National department of basic education spokesperson Elijah Mhlanga said this was done to minimise traffic congestion on roads.

“We wanted to contribute to traffic on the roads and reduce accidents so the whole country is not moving at the same time‚ which is what contributes to different opening dates” he said.

This year pupils in coastal schools will return to school a week earlier.

Mhlanga said this is due to public holidays and the national general elections‚ when schools are often used as voting stations.

“This year we have elections.
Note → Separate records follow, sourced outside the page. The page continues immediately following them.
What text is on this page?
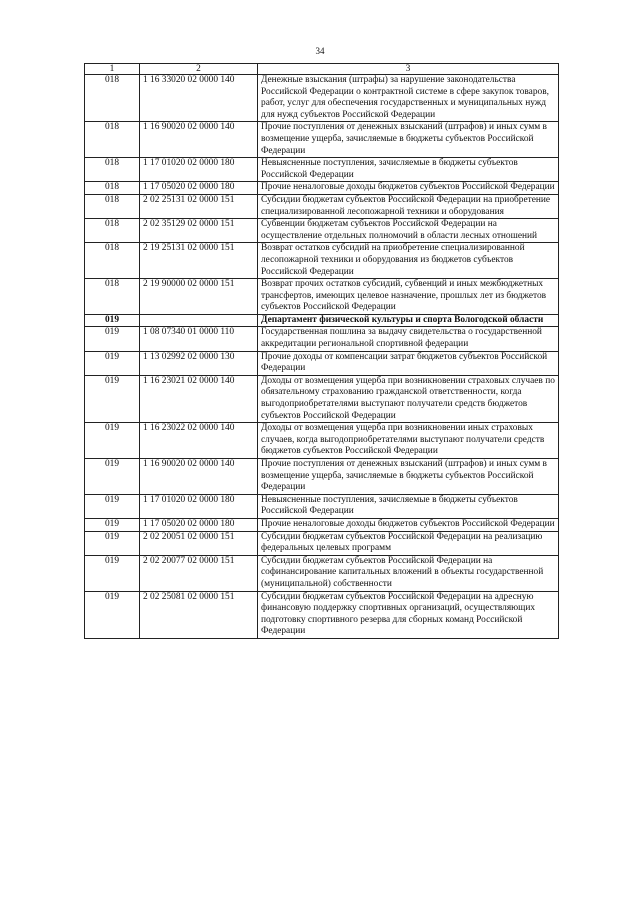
34
1	2	3
018	1 16 33020 02 0000 140	Денежные взыскания (штрафы) за нарушение законодательства Российской Федерации о контрактной системе в сфере закупок товаров, работ, услуг для обеспечения государственных и муниципальных нужд для нужд субъектов Российской Федерации
018	1 16 90020 02 0000 140	Прочие поступления от денежных взысканий (штрафов) и иных сумм в возмещение ущерба, зачисляемые в бюджеты субъектов Российской Федерации
018	1 17 01020 02 0000 180	Невыясненные поступления, зачисляемые в бюджеты субъектов Российской Федерации
018	1 17 05020 02 0000 180	Прочие неналоговые доходы бюджетов субъектов Российской Федерации
018	2 02 25131 02 0000 151	Субсидии бюджетам субъектов Российской Федерации на приобретение специализированной лесопожарной техники и оборудования
018	2 02 35129 02 0000 151	Субвенции бюджетам субъектов Российской Федерации на осуществление отдельных полномочий в области лесных отношений
018	2 19 25131 02 0000 151	Возврат остатков субсидий на приобретение специализированной лесопожарной техники и оборудования из бюджетов субъектов Российской Федерации
018	2 19 90000 02 0000 151	Возврат прочих остатков субсидий, субвенций и иных межбюджетных трансфертов, имеющих целевое назначение, прошлых лет из бюджетов субъектов Российской Федерации
019		Департамент физической культуры и спорта Вологодской области
019	1 08 07340 01 0000 110	Государственная пошлина за выдачу свидетельства о государственной аккредитации региональной спортивной федерации
019	1 13 02992 02 0000 130	Прочие доходы от компенсации затрат бюджетов субъектов Российской Федерации
019	1 16 23021 02 0000 140	Доходы от возмещения ущерба при возникновении страховых случаев по обязательному страхованию гражданской ответственности, когда выгодоприобретателями выступают получатели средств бюджетов субъектов Российской Федерации
019	1 16 23022 02 0000 140	Доходы от возмещения ущерба при возникновении иных страховых случаев, когда выгодоприобретателями выступают получатели средств бюджетов субъектов Российской Федерации
019	1 16 90020 02 0000 140	Прочие поступления от денежных взысканий (штрафов) и иных сумм в возмещение ущерба, зачисляемые в бюджеты субъектов Российской Федерации
019	1 17 01020 02 0000 180	Невыясненные поступления, зачисляемые в бюджеты субъектов Российской Федерации
019	1 17 05020 02 0000 180	Прочие неналоговые доходы бюджетов субъектов Российской Федерации
019	2 02 20051 02 0000 151	Субсидии бюджетам субъектов Российской Федерации на реализацию федеральных целевых программ
019	2 02 20077 02 0000 151	Субсидии бюджетам субъектов Российской Федерации на софинансирование капитальных вложений в объекты государственной (муниципальной) собственности
019	2 02 25081 02 0000 151	Субсидии бюджетам субъектов Российской Федерации на адресную финансовую поддержку спортивных организаций, осуществляющих подготовку спортивного резерва для сборных команд Российской Федерации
We don’t know when elections are going to be held and since we don’t know‚ we have to play it safe and make everyone open and close at the same time so schools can be used as voting stations‚” he said.

Different departments and stakeholders are involved in determining the academic calendar‚ including the department of transport‚ the tourism sector‚ home affairs and basic education‚ who look at events taking place in the year‚ Mhlanga said.

“We look at different things like the structure of the national calendar‚ when the public holidays will be and if there will be disruptions should we make a single academic calendar or a staggered calendar.”

Again‚ the 2024 calendar year will comprise 203 school days and 26 days are put aside for school holidays and two public holidays during the academic period.

Meanwhile‚ the Road Traffic Management Corporation (RTMC) urged scholar transport operators to prioritise the roadworthiness of their vehicles‚ including renewal of permits‚ before schools reopen.

Spokesperson Simon Zwane said scholar transport operators and drivers are legally obligated to ensure their vehicles are in good condition and adhere to strict safety protocols and road regulations.

These include vehicle roadworthiness checks‚ regular maintenance of vehicles‚ document renewal‚ including licence discs‚ and driver training and certification.

“The RTMC emphasises that compliance is not only a legal obligation but a moral responsibility towards the safety and wellbeing of pupils.

“We call on all scholar transport operators to take immediate action in reviewing and enhancing the safety measures within their operations. Your co-operation is crucial in creating a secure and reliable transportation system for our pupils.”